Aşık Oyunu Nedir? Aşık Oyunu Nasıl Oynanır?

Aşık Oyunu Nedir? Aşık Oyunu Nasıl Oynanır?

Göçebe Türk Kültürü, özellikle köklü tarihi ve bugün de süre gelen medeniyetiyle dünya kültürleri arasında büyük öneme sahiptir. Avcılık, hayvancılık ve göçebe yaşam tarzı Türk kültürünün esaslarını belirlerken bu kültür kenti içerisinde sanatı, sosyal ilişkileri ve belirli yaşam standartlarının da şekillenmesini sağlamıştır. Bugünkü yazımda Türk Tarihi’nin bugüne kadar ulaşan oyunlarından birisi olan “aşık oyunuhakkında detaylı bilgi vererek, Aşık oyununun nasıl oynandığını sizlere açıklayacağım.

Aşık Oyunu Nedir?

Aşık oyunu bugün halen Orta Asya’nın belirli bölgelerinde oynanmaya devam eden; koyun, keçi ya da kuzuların arka bacaklarındaki eklem yerlerinden büyük bir hünerle çıkartılan kemiklerle oynanan milli oyunlarımızdan birisidir. Hayvancılığın etkili olduğu Bozkır Kültürü’nde, yapılan oyuncaların da hayvanlarla ilgili olması bir tesadüf değildir. Dolayısıyla aşık oyunu, binlerce yıllık geçmişiyle bilinen en eski Türk Oyunlarından birisi olarak karşımıza çıkmaktadır.
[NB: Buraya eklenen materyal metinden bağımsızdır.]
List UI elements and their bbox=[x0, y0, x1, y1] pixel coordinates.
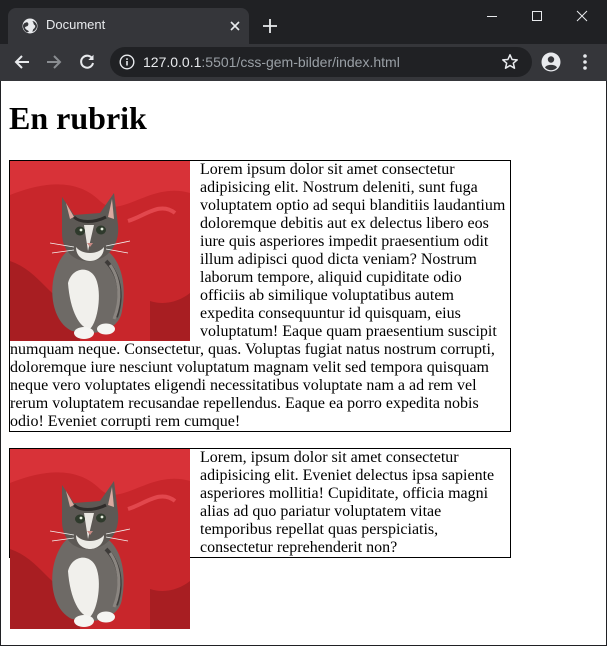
info-icon[interactable] bbox=[119, 54, 135, 70]
url-path: :5501/css-gem-bilder/index.html bbox=[201, 54, 400, 70]
page-title: En rubrik bbox=[9, 100, 147, 136]
page-viewport[interactable]: En rubrik Lorem ipsum dolor sit amet con… bbox=[1, 81, 606, 645]
url-host: 127.0.0.1 bbox=[143, 54, 202, 70]
tab-title: Document bbox=[46, 17, 106, 32]
address-bar[interactable]: 127.0.0.1:5501/css-gem-bilder/index.html bbox=[110, 47, 532, 77]
browser-toolbar: 127.0.0.1:5501/css-gem-bilder/index.html bbox=[0, 44, 607, 81]
back-button[interactable] bbox=[12, 52, 32, 72]
browser-tab[interactable]: Document bbox=[8, 8, 249, 44]
minimize-icon bbox=[487, 16, 497, 17]
reload-icon bbox=[80, 54, 94, 69]
kitten-photo bbox=[10, 161, 190, 341]
close-icon[interactable] bbox=[227, 18, 243, 34]
close-window-icon bbox=[576, 10, 588, 22]
arrow-left-icon bbox=[14, 55, 29, 69]
close-window-button[interactable] bbox=[559, 0, 605, 32]
article-card: Lorem ipsum dolor sit amet consectetur a… bbox=[9, 160, 511, 432]
star-icon[interactable] bbox=[501, 53, 519, 71]
tab-strip: Document bbox=[0, 0, 607, 44]
plus-icon[interactable] bbox=[260, 16, 280, 36]
minimize-button[interactable] bbox=[469, 0, 515, 32]
maximize-icon bbox=[532, 11, 542, 21]
reload-button[interactable] bbox=[77, 52, 97, 72]
arrow-right-icon bbox=[47, 55, 62, 69]
article-card: Lorem, ipsum dolor sit amet consectetur … bbox=[9, 448, 511, 558]
kebab-menu-icon bbox=[583, 54, 587, 70]
maximize-button[interactable] bbox=[514, 0, 560, 32]
menu-button[interactable] bbox=[575, 52, 595, 72]
url-text[interactable]: 127.0.0.1:5501/css-gem-bilder/index.html bbox=[143, 54, 400, 70]
kitten-photo bbox=[10, 449, 190, 629]
account-icon bbox=[541, 52, 561, 72]
profile-button[interactable] bbox=[541, 52, 561, 72]
globe-icon bbox=[22, 18, 38, 34]
forward-button[interactable] bbox=[44, 52, 64, 72]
Yapılan araştırmalar aşık oyununun M.Ö. 8. Yüzyıla kadar dayandığını göstermektedir. Arkeolojik kazılarda oyun bağlamında ilk aşık kemiği bulgularına Anadolu’da Konya Çatalhöyük bölgesinde ortaya çıkarılan eserlerde rastlanmıştır. Özellikle şans getirdiğine inanılan aşık kemiği, dünya genelindeki birçok toplumda ölülerin mezarlarına hediye olarak bırakılmaktadır. Birbirine yakın dönemlerde Orta Asya kurganlarında da benzer bulgulara rastlandığını belirten uzmanlar, bu bağlamda Türk Kültürü açısından yalnızca oyun değil, aynı zamanda şans, tılsım ve kehanet gibi pek çok faaliyette kullanıldığının altını çizmektedir. Aşık kemiği koyun, keçi, at, deve, geyik gibi çift toynaklı hayvanların bilek, diz ve dirsek kemiklerinden çıkarılmakta ve iyice temizlenerek yontulmak suretiyle kullanılabilmektedir. Aşık kemiği toplam altı yüzlü, düzgün biçimli ve dayanıklı bir kemiktir. Dolayısıyla oyun bağlamında, elde tutmaya, parmaklar arasında dolaştırmaya ve kavramaya uygun olması nedeniyle kullanıldığı düşünülmektedir. Bugün hala Moğolistan, Kırgızistan ve Kazakistan gibi ülkelerde oynanmakta olan aşık oyunu, Anadolu’da da bazı köylerde oynanmaya devam etmektedir.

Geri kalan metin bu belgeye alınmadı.